Yamada, Morikawa, and Aoyama proposed a decentralized delay fluctuation control (DDFC) MAC mechanism [15], where the contention window is changed according the packet waiting time. The larger the packet waiting time is, the smaller the contention window will be. The DDFC in nature lessens variance of waiting time from enqueueing to successful transmission. Unfortunately, the channel utilization in DDFC is still low due to the small contention windows and high collision probabilities.
To support multimedia services for the IEEE 802.11e WLAN, dynamic contention window (CW) schemes [16]-[18], different maximum packet length scheme [18], and various interframe space (IFS) schemes [18]-[20] are usually adopted to design the priority differentiation. However, these solutions would still cause large delay variance in the same access category (AC) because of the backoff scheme. Noticeably, higher delay variance results in larger probability of quality-of-service (QoS) violation of multimedia traffic due to excess delay.
This chapter proposes and analyzes an adaptive p-persistent-based (APP) MAC scheme for the IEEE 802.11 WLAN proposed in [46], [47]. The APP MAC scheme, installed in a station, dynamically adjusts the permission probability of transmission for the station itself, and sets the permission probability as a function of the numbers of retransmissions and re-backoffs. The station with longer packet delay, implying larger numbers of retransmissions and re-backoffs, is given higher permission probability.
Therefore, the packet delay variance of station for each access can be decreased and the WLAN can provide good delay fairness for stations in each access. The Markov-chain model [20], [49]-[51], is adopted to analyze the proposed APP MAC scheme.

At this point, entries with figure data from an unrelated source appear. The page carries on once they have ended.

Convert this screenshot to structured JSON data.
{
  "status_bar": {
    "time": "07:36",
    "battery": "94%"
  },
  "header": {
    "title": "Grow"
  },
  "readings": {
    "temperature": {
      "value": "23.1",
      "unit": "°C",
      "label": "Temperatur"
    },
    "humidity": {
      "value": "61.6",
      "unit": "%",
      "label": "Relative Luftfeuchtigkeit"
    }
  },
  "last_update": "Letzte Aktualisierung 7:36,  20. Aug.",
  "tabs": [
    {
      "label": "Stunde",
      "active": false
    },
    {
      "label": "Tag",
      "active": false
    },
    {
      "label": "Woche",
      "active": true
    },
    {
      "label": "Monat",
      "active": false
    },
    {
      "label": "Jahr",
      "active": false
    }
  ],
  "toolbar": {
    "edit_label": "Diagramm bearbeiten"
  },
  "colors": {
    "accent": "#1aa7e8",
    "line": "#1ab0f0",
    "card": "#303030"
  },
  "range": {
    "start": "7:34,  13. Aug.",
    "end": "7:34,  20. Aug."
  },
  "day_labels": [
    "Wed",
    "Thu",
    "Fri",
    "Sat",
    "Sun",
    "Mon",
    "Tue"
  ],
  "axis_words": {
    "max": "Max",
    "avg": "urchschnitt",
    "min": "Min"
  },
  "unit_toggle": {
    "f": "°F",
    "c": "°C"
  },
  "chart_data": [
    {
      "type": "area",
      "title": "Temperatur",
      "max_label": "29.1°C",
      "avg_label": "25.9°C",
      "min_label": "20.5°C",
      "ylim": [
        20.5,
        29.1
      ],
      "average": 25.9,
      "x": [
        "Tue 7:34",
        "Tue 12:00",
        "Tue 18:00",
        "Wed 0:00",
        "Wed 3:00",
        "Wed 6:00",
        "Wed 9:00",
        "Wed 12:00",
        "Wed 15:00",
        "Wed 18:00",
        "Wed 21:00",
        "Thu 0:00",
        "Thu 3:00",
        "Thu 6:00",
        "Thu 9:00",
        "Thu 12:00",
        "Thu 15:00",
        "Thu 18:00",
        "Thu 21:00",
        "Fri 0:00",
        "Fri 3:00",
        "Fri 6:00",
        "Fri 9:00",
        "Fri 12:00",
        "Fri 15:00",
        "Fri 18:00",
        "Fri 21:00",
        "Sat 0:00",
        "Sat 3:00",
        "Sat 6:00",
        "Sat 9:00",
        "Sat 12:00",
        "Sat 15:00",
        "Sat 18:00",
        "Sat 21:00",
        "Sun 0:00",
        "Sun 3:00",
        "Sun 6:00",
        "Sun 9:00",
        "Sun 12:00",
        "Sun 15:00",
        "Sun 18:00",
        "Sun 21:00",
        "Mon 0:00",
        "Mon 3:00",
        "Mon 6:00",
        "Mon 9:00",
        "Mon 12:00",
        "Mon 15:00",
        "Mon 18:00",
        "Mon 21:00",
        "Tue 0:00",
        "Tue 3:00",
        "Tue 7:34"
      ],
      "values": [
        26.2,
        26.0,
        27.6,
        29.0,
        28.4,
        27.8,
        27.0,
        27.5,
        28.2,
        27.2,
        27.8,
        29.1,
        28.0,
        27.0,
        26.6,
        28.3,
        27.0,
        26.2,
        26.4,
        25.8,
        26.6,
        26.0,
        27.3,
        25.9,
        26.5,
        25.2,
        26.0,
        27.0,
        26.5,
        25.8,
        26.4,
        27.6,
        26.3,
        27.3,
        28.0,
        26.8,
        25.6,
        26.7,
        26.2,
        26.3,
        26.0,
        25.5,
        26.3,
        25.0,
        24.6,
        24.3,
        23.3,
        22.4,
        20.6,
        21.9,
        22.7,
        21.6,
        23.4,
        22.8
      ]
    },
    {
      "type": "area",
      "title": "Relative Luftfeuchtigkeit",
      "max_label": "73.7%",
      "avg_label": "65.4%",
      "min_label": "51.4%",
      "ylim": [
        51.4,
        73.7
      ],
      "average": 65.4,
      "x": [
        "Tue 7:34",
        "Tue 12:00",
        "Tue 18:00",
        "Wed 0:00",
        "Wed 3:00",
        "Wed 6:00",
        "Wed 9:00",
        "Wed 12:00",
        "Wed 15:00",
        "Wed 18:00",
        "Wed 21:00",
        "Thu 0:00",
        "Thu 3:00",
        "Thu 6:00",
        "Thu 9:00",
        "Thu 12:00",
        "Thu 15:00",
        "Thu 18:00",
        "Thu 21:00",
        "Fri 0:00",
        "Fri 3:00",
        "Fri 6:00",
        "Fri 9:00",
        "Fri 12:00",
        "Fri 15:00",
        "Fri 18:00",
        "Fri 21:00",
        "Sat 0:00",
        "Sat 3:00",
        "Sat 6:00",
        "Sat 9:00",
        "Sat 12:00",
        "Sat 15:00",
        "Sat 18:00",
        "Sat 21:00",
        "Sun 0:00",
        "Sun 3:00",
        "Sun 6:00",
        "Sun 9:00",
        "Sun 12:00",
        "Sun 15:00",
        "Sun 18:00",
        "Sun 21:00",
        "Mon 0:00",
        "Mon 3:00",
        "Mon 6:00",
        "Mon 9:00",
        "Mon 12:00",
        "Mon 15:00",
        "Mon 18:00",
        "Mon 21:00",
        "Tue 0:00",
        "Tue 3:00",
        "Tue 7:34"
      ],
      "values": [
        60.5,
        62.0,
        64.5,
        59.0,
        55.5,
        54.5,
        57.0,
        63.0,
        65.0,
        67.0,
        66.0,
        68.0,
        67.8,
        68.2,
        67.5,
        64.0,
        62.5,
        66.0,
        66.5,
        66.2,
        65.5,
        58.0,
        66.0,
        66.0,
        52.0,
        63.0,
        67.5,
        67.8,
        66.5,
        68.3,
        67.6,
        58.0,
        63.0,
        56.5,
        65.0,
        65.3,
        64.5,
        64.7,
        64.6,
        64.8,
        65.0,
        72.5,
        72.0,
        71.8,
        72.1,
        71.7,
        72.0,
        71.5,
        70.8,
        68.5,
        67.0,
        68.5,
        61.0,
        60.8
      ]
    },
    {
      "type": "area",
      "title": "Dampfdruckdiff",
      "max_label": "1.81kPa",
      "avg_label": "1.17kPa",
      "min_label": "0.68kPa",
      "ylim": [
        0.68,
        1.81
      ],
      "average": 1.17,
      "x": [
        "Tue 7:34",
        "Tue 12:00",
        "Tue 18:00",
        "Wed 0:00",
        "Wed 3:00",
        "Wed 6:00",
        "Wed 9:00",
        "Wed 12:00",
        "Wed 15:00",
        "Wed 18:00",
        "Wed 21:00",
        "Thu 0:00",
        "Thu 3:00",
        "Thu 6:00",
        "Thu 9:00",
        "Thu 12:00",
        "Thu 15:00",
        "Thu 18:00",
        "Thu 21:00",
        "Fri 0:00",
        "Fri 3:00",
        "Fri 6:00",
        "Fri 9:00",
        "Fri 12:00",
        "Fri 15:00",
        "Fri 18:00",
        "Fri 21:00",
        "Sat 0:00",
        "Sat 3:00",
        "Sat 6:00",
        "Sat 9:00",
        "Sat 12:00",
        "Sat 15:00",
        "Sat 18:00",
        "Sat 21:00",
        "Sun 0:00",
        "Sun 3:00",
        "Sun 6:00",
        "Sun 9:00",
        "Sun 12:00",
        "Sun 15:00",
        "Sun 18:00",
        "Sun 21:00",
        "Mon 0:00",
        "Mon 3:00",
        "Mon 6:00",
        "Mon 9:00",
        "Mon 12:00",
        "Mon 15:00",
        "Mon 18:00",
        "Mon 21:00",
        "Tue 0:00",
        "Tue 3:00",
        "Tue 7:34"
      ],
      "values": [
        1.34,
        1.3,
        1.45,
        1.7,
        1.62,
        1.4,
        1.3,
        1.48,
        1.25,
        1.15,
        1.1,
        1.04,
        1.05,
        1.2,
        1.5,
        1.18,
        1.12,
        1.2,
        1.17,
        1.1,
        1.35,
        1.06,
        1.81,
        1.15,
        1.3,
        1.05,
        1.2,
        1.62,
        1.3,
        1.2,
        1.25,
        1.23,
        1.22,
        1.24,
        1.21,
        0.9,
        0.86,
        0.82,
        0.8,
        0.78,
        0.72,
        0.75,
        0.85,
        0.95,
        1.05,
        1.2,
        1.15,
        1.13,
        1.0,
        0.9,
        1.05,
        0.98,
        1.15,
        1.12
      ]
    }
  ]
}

The performance measures such as collision probability, system throughput, and mean delay are successfully obtained. Numerical and simulation results show that the APP MAC scheme can effectively reduce the delay variance and thus achieve the delay fairness.
The collision probability is decreased and the system throughput is enhanced, compared to conventional schemes. Moreover, discrepancy between numerical and simulation results is provided to corroborate the analyses. These results reveal that the analyses are quite accurate.
For multimedia services, the various initial contention window (CWmin) and DCF
initial permission probabilities to various ACs to further differentiate their priorities.
Moreover, it adaptively adjusts the permission probability of stations in each AC according to their respective waiting delays to reduce the delay variance of stations within the same AC.
The rest of the chapter 2 is organized as follows. Section 2.2 describes the system model, and section 2.3 introduces the APP MAC scheme. The mathematical analysis of the APP MAC scheme is given in section 2.4. Section 2.5 illustrates the performance comparisons of the APP MAC scheme and other conventional methods, such as BEB MAC and DDFC MAC, by numerical and simulation results. Finally, concluding remarks are given in section 2.6.